Tamamıyla mermerden yapılan tapınak, sanki mermer bir sütun ormanını andırıyormuş. İyon düzenine göre inşa edilen tapınağın 127 sütunu, sütunların üzerinde de mitolojik kabartmalar varmış. Bu kadar ince işçilikli bir yapının yapımı, elbette çok uzun sürmüş ki; tarih yazarından Plinius, tapınağın 220 yılda inşa edildiğini yazmış. MÖ 6. yüzyılda yapımına başlanan tapınak birçok defa yanmış, yıkılmış; ama her seferinde Efes’lilerin çabalarıyla yeniden yapılmış.

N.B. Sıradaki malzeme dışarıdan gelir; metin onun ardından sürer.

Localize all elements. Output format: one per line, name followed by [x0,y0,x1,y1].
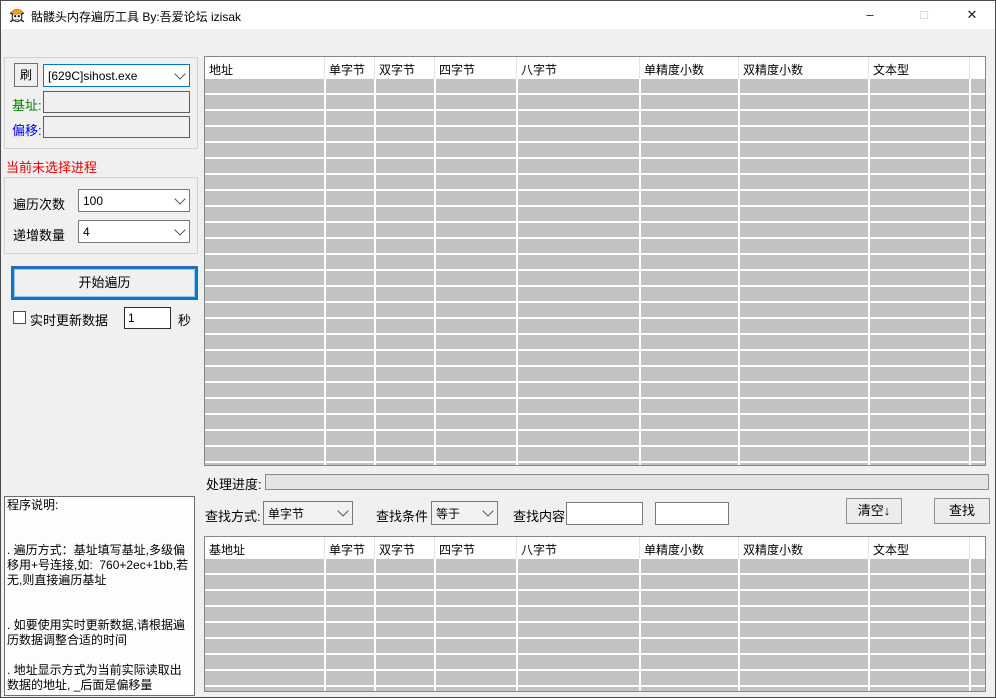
column-separator [434,79,436,465]
minimize-button[interactable]: – [847,1,893,29]
realtime-interval-input[interactable] [124,307,171,329]
iterations-value: 100 [83,194,103,208]
column-separator [516,559,518,691]
offset-input[interactable] [43,116,190,138]
column-separator [868,559,870,691]
column-separator [324,79,326,465]
column-separator [516,79,518,465]
column-separator [639,79,641,465]
skull-straw-hat-icon [8,6,26,24]
chevron-down-icon [174,68,185,79]
column-separator [969,559,971,691]
column-header[interactable]: 八字节 [517,537,640,559]
tab-strip: 内存遍历 待添加 待添加 [1,29,995,53]
increment-select[interactable]: 4 [78,220,190,243]
memory-results-body[interactable] [205,79,985,465]
column-header[interactable]: 地址 [205,57,325,79]
search-condition-label: 查找条件 [376,506,428,525]
search-mode-select[interactable]: 单字节 [263,501,353,525]
increment-label: 递增数量 [13,225,65,244]
column-separator [969,79,971,465]
process-status-text: 当前未选择进程 [6,157,97,176]
title-bar[interactable]: 骷髅头内存遍历工具 By:吾爱论坛 izisak – □ ✕ [1,1,995,29]
column-separator [868,79,870,465]
clear-results-button[interactable]: 清空↓ [846,498,902,524]
iterations-select[interactable]: 100 [78,189,190,212]
memory-results-table: 地址单字节双字节四字节八字节单精度小数双精度小数文本型 [204,56,986,466]
iterations-label: 遍历次数 [13,194,65,213]
column-header[interactable]: 双精度小数 [739,57,869,79]
column-header[interactable]: 单字节 [325,57,375,79]
search-content-label: 查找内容 [513,506,565,525]
column-header-filler [970,537,985,559]
process-select[interactable]: [629C]sihost.exe [43,64,190,87]
app-window: 骷髅头内存遍历工具 By:吾爱论坛 izisak – □ ✕ 内存遍历 待添加 … [0,0,996,698]
column-header[interactable]: 四字节 [435,57,517,79]
program-notes: 程序说明: . 遍历方式：基址填写基址,多级偏移用+号连接,如: 760+2ec… [4,496,195,696]
column-header[interactable]: 基地址 [205,537,325,559]
column-header[interactable]: 文本型 [869,57,970,79]
chevron-down-icon [174,193,185,204]
search-results-header-row: 基地址单字节双字节四字节八字节单精度小数双精度小数文本型 [205,537,985,559]
column-header[interactable]: 单精度小数 [640,537,739,559]
window-title: 骷髅头内存遍历工具 By:吾爱论坛 izisak [31,8,241,25]
search-content-input[interactable] [566,502,643,525]
column-header[interactable]: 单字节 [325,537,375,559]
column-separator [374,79,376,465]
chevron-down-icon [482,505,493,516]
realtime-update-checkbox[interactable] [13,311,26,324]
column-separator [738,559,740,691]
column-header[interactable]: 文本型 [869,537,970,559]
process-select-value: [629C]sihost.exe [48,69,137,83]
column-header[interactable]: 单精度小数 [640,57,739,79]
search-content-input-2[interactable] [655,502,729,525]
maximize-button: □ [901,1,947,29]
chevron-down-icon [337,505,348,516]
realtime-update-label: 实时更新数据 [30,310,108,329]
search-condition-value: 等于 [436,505,460,522]
column-header[interactable]: 双字节 [375,537,435,559]
column-header[interactable]: 双精度小数 [739,537,869,559]
column-separator [374,559,376,691]
base-address-label: 基址: [12,95,42,114]
search-condition-select[interactable]: 等于 [431,501,498,525]
chevron-down-icon [174,224,185,235]
increment-value: 4 [83,225,90,239]
search-results-table: 基地址单字节双字节四字节八字节单精度小数双精度小数文本型 [204,536,986,692]
column-header-filler [970,57,985,79]
memory-results-header-row: 地址单字节双字节四字节八字节单精度小数双精度小数文本型 [205,57,985,79]
close-button[interactable]: ✕ [949,1,995,29]
offset-label: 偏移: [12,120,42,139]
column-header[interactable]: 四字节 [435,537,517,559]
search-mode-value: 单字节 [268,505,304,522]
column-separator [324,559,326,691]
seconds-label: 秒 [178,310,191,329]
progress-bar [265,474,989,490]
column-header[interactable]: 双字节 [375,57,435,79]
column-header[interactable]: 八字节 [517,57,640,79]
search-results-body[interactable] [205,559,985,691]
search-mode-label: 查找方式: [205,506,261,525]
start-traverse-button[interactable]: 开始遍历 [12,267,197,299]
column-separator [639,559,641,691]
column-separator [738,79,740,465]
progress-label: 处理进度: [206,474,262,493]
base-address-input[interactable] [43,91,190,113]
find-button[interactable]: 查找 [934,498,990,524]
refresh-process-button[interactable]: 刷 [14,63,38,87]
column-separator [434,559,436,691]
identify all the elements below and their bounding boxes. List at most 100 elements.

“Tapınağın en görkemli yıllarında ise şehirde yaşayan “Herostratos” isimli bir kunduracı, kimseye zararı dokunmayan, ancak “ünlü olmak” gibi büyük bir zaafı olan bir adammış. Ancak çevresinde onun bu zaafından haberdar olan pek çok kötü niyetli insan varmış. Bir gün “Adının tarihe geçmesini istiyorsan, Artemis Tapınağını yak… O zaman yüzyıllar geçse bile seni kimse unutmaz” demişler.

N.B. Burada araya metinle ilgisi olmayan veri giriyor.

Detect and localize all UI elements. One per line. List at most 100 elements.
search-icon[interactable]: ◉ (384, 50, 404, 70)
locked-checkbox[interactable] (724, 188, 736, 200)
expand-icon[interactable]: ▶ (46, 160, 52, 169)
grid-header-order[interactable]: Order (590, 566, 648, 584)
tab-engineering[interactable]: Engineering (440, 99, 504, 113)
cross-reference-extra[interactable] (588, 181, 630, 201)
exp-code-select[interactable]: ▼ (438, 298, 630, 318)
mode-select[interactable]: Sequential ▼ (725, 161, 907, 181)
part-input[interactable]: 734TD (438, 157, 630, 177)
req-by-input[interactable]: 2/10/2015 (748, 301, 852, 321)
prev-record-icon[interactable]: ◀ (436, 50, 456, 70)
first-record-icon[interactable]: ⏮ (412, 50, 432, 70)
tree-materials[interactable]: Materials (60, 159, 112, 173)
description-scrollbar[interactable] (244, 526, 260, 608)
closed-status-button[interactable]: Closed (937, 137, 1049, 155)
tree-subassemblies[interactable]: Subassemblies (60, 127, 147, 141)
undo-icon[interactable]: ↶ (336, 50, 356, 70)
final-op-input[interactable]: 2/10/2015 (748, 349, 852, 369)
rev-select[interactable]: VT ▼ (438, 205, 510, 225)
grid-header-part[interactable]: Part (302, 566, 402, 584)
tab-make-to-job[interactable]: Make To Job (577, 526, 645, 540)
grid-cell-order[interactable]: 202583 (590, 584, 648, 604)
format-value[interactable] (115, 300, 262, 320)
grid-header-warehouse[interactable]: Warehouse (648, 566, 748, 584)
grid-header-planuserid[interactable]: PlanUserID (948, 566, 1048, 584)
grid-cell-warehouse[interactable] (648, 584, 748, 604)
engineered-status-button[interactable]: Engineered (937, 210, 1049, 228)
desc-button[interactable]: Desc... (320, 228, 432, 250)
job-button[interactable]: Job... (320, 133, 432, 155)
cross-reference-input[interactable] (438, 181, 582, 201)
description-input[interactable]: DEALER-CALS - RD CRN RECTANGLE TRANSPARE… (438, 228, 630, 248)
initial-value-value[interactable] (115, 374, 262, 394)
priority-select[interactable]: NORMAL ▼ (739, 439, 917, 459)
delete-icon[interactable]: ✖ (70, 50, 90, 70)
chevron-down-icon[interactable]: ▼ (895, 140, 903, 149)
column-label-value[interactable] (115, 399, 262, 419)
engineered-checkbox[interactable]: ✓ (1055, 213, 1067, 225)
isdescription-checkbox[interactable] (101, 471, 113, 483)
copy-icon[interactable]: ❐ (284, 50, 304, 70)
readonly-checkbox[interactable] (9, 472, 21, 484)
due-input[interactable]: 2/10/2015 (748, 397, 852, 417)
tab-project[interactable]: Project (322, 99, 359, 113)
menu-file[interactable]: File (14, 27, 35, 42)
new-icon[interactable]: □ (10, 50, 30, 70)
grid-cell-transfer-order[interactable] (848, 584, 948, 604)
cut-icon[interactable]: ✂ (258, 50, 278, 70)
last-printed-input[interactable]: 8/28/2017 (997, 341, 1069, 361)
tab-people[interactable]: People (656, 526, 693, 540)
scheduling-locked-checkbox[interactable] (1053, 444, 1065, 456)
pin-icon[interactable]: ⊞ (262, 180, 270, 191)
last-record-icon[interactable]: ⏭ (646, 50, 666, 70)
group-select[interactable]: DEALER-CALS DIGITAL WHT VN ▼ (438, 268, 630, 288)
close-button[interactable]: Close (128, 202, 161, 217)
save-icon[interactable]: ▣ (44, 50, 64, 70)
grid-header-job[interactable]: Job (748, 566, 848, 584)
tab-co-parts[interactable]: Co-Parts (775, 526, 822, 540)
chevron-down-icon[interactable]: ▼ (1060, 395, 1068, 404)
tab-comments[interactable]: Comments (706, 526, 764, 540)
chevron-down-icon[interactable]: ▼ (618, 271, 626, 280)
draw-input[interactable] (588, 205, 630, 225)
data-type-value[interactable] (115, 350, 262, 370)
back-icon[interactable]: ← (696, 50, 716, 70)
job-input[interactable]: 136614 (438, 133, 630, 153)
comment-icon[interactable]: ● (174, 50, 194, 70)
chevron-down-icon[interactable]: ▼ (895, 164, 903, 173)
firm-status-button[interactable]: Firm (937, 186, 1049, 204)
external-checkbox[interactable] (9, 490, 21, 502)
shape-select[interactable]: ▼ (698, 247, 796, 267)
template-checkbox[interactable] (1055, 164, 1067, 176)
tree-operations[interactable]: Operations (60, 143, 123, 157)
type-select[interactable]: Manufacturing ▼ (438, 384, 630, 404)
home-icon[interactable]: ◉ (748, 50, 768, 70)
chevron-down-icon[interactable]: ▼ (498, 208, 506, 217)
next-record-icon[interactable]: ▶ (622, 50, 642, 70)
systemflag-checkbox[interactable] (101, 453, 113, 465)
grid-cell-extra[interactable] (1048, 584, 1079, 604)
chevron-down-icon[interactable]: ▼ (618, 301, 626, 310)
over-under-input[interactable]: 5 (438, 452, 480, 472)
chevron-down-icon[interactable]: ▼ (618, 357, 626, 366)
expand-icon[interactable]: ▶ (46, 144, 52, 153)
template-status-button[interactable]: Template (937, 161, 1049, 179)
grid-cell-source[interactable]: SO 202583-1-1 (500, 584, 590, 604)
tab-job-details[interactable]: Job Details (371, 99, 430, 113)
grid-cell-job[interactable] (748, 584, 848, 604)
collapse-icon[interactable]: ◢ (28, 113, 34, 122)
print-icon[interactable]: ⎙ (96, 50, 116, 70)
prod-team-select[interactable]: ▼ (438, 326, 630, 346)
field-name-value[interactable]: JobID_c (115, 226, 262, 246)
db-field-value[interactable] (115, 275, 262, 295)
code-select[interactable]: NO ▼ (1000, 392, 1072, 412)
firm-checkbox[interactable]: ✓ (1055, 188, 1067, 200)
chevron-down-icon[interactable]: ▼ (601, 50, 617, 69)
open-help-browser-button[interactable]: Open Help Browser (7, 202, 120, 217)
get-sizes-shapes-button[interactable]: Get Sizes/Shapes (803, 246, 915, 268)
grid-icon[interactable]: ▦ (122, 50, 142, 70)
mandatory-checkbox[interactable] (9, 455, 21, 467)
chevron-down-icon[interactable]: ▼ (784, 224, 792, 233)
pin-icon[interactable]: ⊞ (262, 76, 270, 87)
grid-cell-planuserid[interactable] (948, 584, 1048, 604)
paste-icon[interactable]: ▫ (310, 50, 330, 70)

Herostratos, önceleri bundan çok korkmuş. Ancak içindeki ünlü olma isteği o kadar güçlüymüş ki; dayanamayıp, sıcak bir yaz gününde harekete geçerek, tapınağı ateşe vermiş. Tapınak çok hızlı bir şekilde yanarken, hazinesi de, kunduracıyı tapınağı yakmaya ikna eden kişiler tarafından yağmalanmış.
Ertesi gün, şehir halkı çok sevdikleri tanrıçalarının tapınağını yangından kurtaramamanın üzüntüsü ile ağlayıp, sızlanırken, tanrıçanın tapınağını neden koruyamadığını merak etmişler.
Bunun yanıtı ise uzun yıllar sonra ortaya çıkmış. Çünkü tanrıça yangının çıktığı gün (kendisine daha önceden yıldızlar tarafından müjdelenen, doğumuyla yeni bir çağın başlamasına neden olacak) Makedonya İmparatoru Büyük İskender’in doğumunu yaptırmak üzere, Makedonya’nın Pella şehrine gitmiş, bu nedenle tanrıça tapınağının yanmasına engel olamamış.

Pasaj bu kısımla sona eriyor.